Κλείσε το τηλέφωνο, επιτέλους!
I cannot guess the right meaning of επιτέλους in this sentence. The proposals of the dictionary here do not include in my opinion a correct translation. I would venture for "hang up the phone, now!" but I am not sure.


----------



## deerdock

http://www.wordreference.com/gren/επιτέλους

I'd say its meaning of "already" fits this context.


----------



## qnk

Thank you Deerdock.


----------



## cougr

I'd say its equivalent in this case would be the expression "for goodness' sake".

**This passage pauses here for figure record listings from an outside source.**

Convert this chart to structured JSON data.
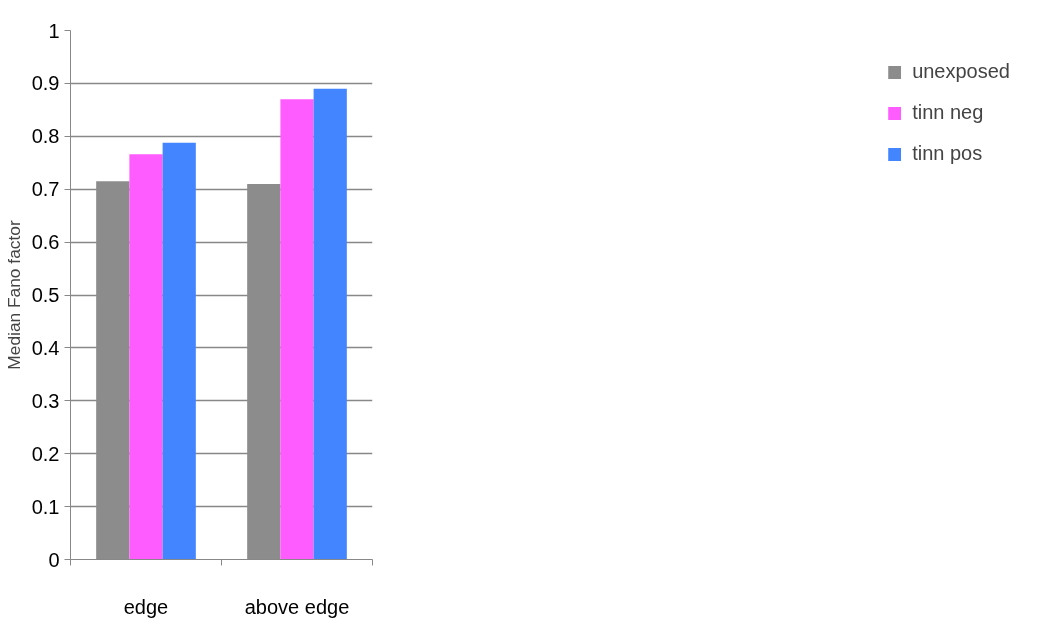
{
  "chart_data": {
    "type": "bar",
    "ylabel": "Median Fano factor",
    "categories": [
      "edge",
      "above edge"
    ],
    "series": [
      {
        "name": "unexposed",
        "color": "#8c8c8c",
        "values": [
          0.715,
          0.71
        ]
      },
      {
        "name": "tinn neg",
        "color": "#ff5cff",
        "values": [
          0.766,
          0.87
        ]
      },
      {
        "name": "tinn pos",
        "color": "#4285ff",
        "values": [
          0.788,
          0.89
        ]
      }
    ],
    "ylim": [
      0,
      1
    ],
    "yticks": [
      0,
      0.1,
      0.2,
      0.3,
      0.4,
      0.5,
      0.6,
      0.7,
      0.8,
      0.9,
      1
    ],
    "grid": "y",
    "legend": "right"
  }
}
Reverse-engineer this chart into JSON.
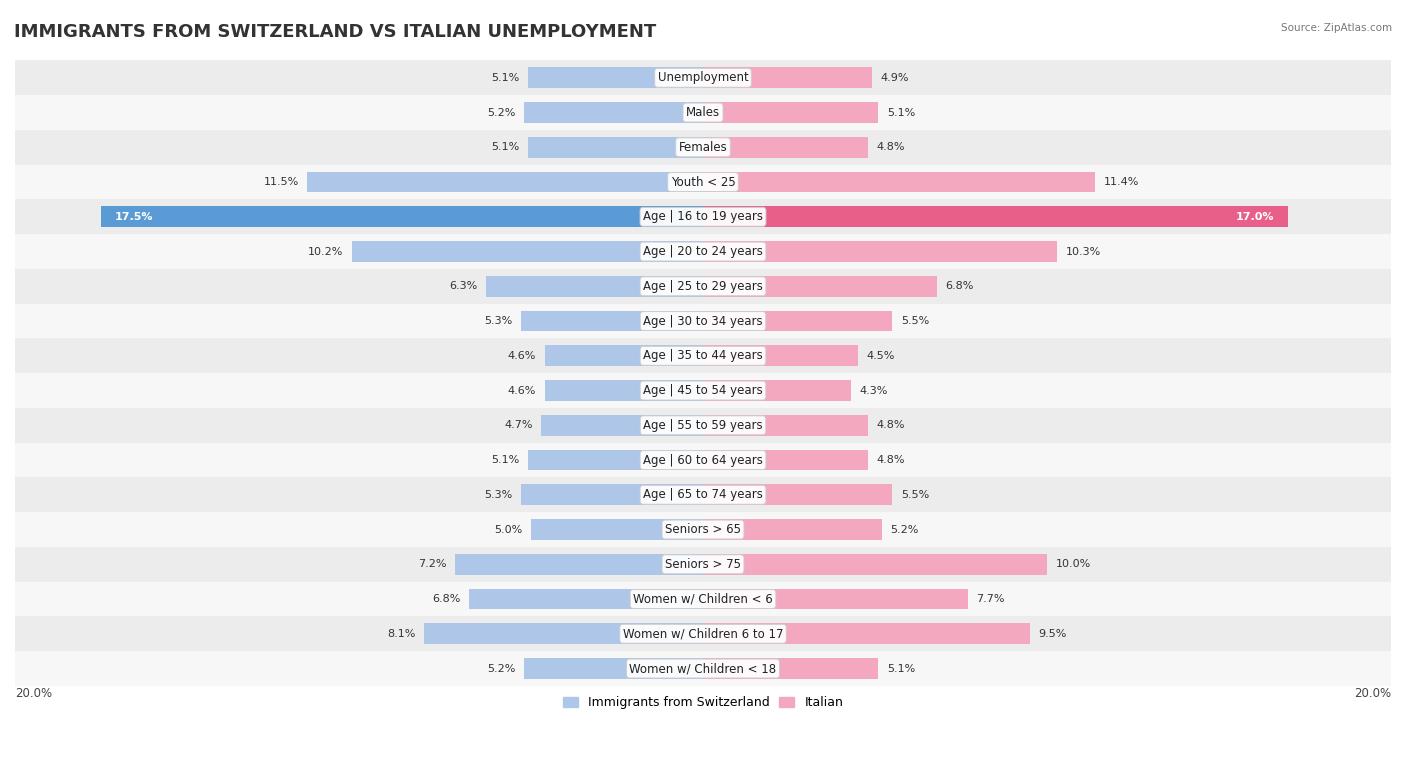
{
  "title": "IMMIGRANTS FROM SWITZERLAND VS ITALIAN UNEMPLOYMENT",
  "source": "Source: ZipAtlas.com",
  "categories": [
    "Unemployment",
    "Males",
    "Females",
    "Youth < 25",
    "Age | 16 to 19 years",
    "Age | 20 to 24 years",
    "Age | 25 to 29 years",
    "Age | 30 to 34 years",
    "Age | 35 to 44 years",
    "Age | 45 to 54 years",
    "Age | 55 to 59 years",
    "Age | 60 to 64 years",
    "Age | 65 to 74 years",
    "Seniors > 65",
    "Seniors > 75",
    "Women w/ Children < 6",
    "Women w/ Children 6 to 17",
    "Women w/ Children < 18"
  ],
  "left_values": [
    5.1,
    5.2,
    5.1,
    11.5,
    17.5,
    10.2,
    6.3,
    5.3,
    4.6,
    4.6,
    4.7,
    5.1,
    5.3,
    5.0,
    7.2,
    6.8,
    8.1,
    5.2
  ],
  "right_values": [
    4.9,
    5.1,
    4.8,
    11.4,
    17.0,
    10.3,
    6.8,
    5.5,
    4.5,
    4.3,
    4.8,
    4.8,
    5.5,
    5.2,
    10.0,
    7.7,
    9.5,
    5.1
  ],
  "left_color_normal": "#aec6e8",
  "left_color_highlight": "#5b9bd5",
  "right_color_normal": "#f4a8c0",
  "right_color_highlight": "#e8608a",
  "axis_limit": 20.0,
  "legend_left": "Immigrants from Switzerland",
  "legend_right": "Italian",
  "bar_height": 0.6,
  "title_fontsize": 13,
  "label_fontsize": 8.5,
  "value_fontsize": 8,
  "row_colors": [
    "#f7f7f7",
    "#ececec"
  ]
}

"_Put the phone down, for goodness' sake!_"


----------



## Eltheza

Hi cougr!

Also, British English (?), "Put the phone down, *will you!*"


----------



## qnk

Thank you Eltheza and cougr.


----------



## sotos

cougr said:


> I'd say its equivalent in this case would be the expression "for goodness' sake".
> 
> "_Put the phone down, for goodness' sake!_"



Yes, something like this. Literally means "at last", but in this case is used to express nervousness, a "fed up" effect,  and strong desire that the telephone should be hang up.


----------



## qnk

sotos said:


> Yes, something like this. Literally means "at last", but in this case is used to express nervousness, a "fed up" effect,  and strong desire that the telephone should be hang up.

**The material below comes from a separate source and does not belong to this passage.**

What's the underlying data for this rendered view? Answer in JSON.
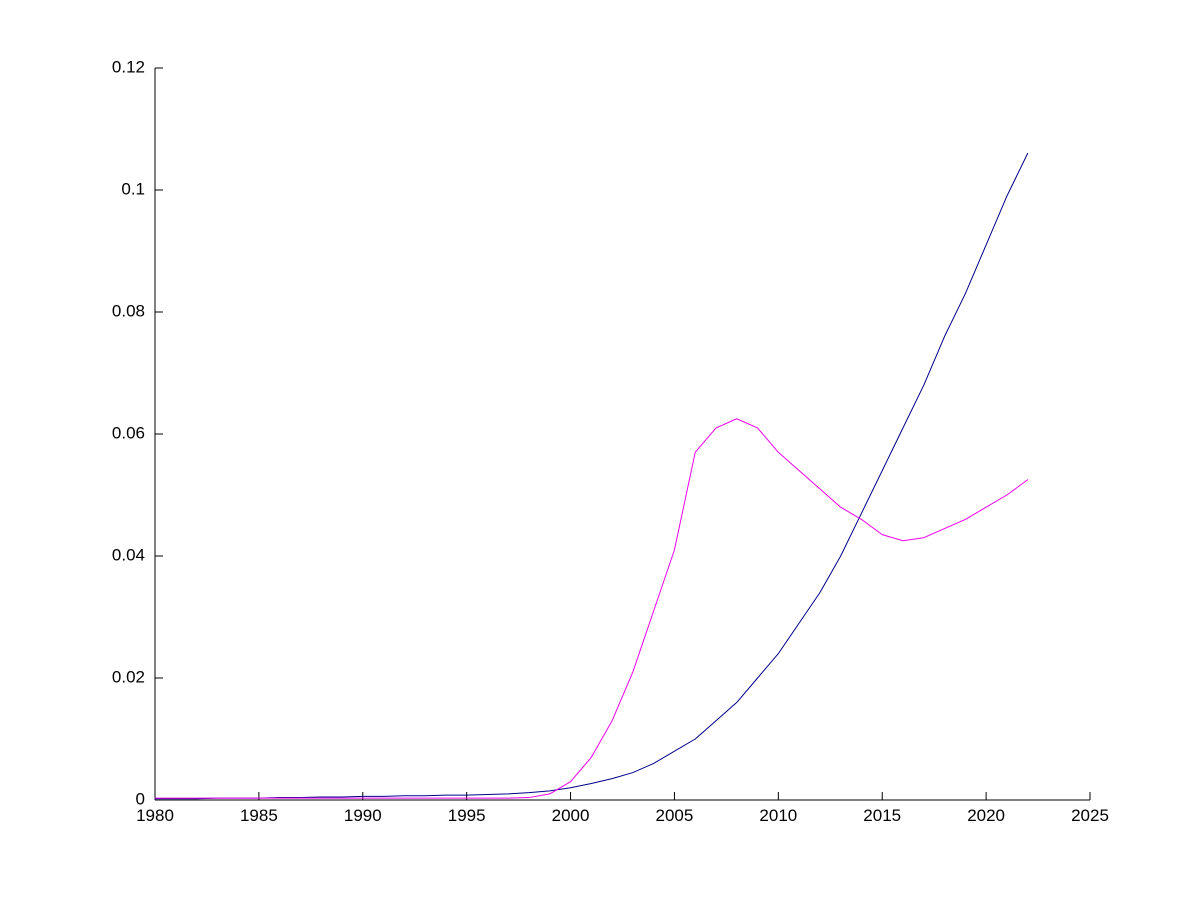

Thank you Sotos. So according to your explanation could be used an equivalent expression and substitute επιτέλους by αμέσως and say κλείσε το τηλέφωνο, αμέσως! could it not?


----------



## cougr

Eltheza said:


> Hi cougr!
> 
> Also, British English (?), "Put the phone down, *will you!*"



Hi Eltheza, 

I think this works too! Where "will you" is used not so much as a question but rather as a command or in protestation. I have a vague feeling though, that Americans use it in this way as well.


----------



## sotos

qnk said:


> So according to your explanation could be used an equivalent expression and substitute επιτέλους by αμέσως and say κλείσε το τηλέφωνο, αμέσως! could it not?

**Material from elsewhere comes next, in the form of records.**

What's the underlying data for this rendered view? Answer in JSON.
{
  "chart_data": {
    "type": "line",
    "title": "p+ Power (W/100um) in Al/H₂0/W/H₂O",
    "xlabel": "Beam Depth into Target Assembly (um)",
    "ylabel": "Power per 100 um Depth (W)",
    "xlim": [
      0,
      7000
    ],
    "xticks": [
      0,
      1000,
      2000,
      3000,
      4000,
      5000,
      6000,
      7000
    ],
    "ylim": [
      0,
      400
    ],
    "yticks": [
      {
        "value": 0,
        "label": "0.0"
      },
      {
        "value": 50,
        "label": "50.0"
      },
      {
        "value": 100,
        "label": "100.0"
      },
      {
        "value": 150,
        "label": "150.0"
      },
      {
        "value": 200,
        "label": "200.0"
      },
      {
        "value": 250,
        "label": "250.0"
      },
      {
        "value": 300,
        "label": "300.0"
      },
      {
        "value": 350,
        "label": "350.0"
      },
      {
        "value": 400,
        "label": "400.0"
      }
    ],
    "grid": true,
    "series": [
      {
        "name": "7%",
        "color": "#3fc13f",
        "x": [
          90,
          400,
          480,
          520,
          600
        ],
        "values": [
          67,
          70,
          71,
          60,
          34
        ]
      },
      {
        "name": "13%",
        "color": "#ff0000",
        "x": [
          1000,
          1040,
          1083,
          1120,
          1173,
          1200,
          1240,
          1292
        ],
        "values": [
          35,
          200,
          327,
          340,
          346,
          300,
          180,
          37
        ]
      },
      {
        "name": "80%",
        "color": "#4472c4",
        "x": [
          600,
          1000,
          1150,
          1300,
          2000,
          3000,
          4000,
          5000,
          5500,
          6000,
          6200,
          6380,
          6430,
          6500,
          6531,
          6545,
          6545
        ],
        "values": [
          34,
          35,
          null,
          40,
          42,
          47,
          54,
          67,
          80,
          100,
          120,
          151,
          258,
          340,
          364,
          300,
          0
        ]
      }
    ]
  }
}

There are some subtle differences between the two expressions. Επί τέλους gives the sense "you talked too much, it's enough" and is familiar but somehow more polite than "αμέσως". The latter may be used for the same reason, but it is a hortative and may be understood as an order from superior to inferior. It may also mean that the phone call shouldn't have been done at all, or must stop for other reason than being too long.


----------



## Perseas

qnk said:


> Κλείσε το τηλέφωνο, επιτέλους!
> I cannot guess the right meaning of επιτέλους in this sentence. The proposals of the dictionary here do not include in my opinion a correct translation. I would venture for "hang up the phone, now!" but I am not sure.


I agree with sotos. I would like just to add that «επιτέλους» in this context reminds me of "enough is enough".


----------



## qnk

Ευχαριστώ πολύ sotos και Perseas. Τώρα καταλαβαίνω καλύτερα τους όρους *επιτέλους *και *αμέσως *και τις αποχρώσεις τους σε αυτή την έκφραση.
Στα ισπανικά θα λέγαμε ¡Cuelga el teléfono de una vez!


----------